Continuava a sorridermi ma non riuscivo a capire le sue intenzioni. Pensai che forse ero stata una stupida ad accettare quell’invito. Se solo avessi potuto vedere dietro i suoi occhi.
Ma non mi fu dato. Mi girò la sciarpa attorno al collo e poi sulla bocca e poi ancora, continuò, sugli occhi. Lasciò fuori solo il naso.
Io non potevo nulla. In qualunque caso, qualunque fosse stata la sua intenzione, anche avessi reagito, non avrei potuto fare nulla. Ormai ero lì.
Si allontanò di qualche passo ed iniziai a sentire dei rumori, come se stesse cercando qualcosa. Poi, senza fare rumore, si portò a pochi centimentri da me. Sentivo il calore del suo respiro, finalmente. Qualche centimentro di pelle. Il naso, ma nessun profumo.
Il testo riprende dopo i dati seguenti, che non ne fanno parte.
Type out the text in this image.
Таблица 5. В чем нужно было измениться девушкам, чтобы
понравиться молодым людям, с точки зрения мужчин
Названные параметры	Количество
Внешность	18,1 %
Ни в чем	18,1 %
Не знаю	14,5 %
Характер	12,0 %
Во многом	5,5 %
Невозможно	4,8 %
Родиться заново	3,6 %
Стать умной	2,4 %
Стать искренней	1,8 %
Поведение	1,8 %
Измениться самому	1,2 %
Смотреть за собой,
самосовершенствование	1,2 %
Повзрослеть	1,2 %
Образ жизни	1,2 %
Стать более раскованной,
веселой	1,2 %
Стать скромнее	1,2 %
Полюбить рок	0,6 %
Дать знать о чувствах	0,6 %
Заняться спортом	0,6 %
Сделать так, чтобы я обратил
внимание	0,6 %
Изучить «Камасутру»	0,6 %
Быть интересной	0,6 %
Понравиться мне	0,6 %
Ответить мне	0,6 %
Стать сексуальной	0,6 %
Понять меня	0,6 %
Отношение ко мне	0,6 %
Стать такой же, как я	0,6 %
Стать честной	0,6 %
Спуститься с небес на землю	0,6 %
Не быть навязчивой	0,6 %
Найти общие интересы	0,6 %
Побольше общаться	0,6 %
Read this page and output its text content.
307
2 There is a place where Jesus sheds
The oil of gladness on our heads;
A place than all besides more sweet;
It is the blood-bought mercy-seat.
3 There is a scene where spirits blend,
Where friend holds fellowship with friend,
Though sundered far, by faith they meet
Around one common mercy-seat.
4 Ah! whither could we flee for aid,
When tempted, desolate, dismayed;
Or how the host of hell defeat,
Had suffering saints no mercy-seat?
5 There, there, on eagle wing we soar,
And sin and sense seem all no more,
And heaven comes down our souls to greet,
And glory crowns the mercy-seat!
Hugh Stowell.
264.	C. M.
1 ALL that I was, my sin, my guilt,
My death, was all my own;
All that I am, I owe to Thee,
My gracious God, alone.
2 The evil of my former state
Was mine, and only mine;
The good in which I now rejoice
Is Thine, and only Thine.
Poi mi avvicinò le mani al collo e con una scese e mi accarezzò la schiena. Nessun brivido. Non avevo più caldo, ero gelida. Sentivo freddo.
Le sue mani mi percorsero il volto, mi sfiorarono il naso. Poi, delicatamente, abbassarono la sciarpa scoprendo solo la bocca.
Sentivo quell’unica fonte di calore. Il suo volto adesso emanava calore, le sue narici soffiavano aria e la sua bocca era così umida e morbida.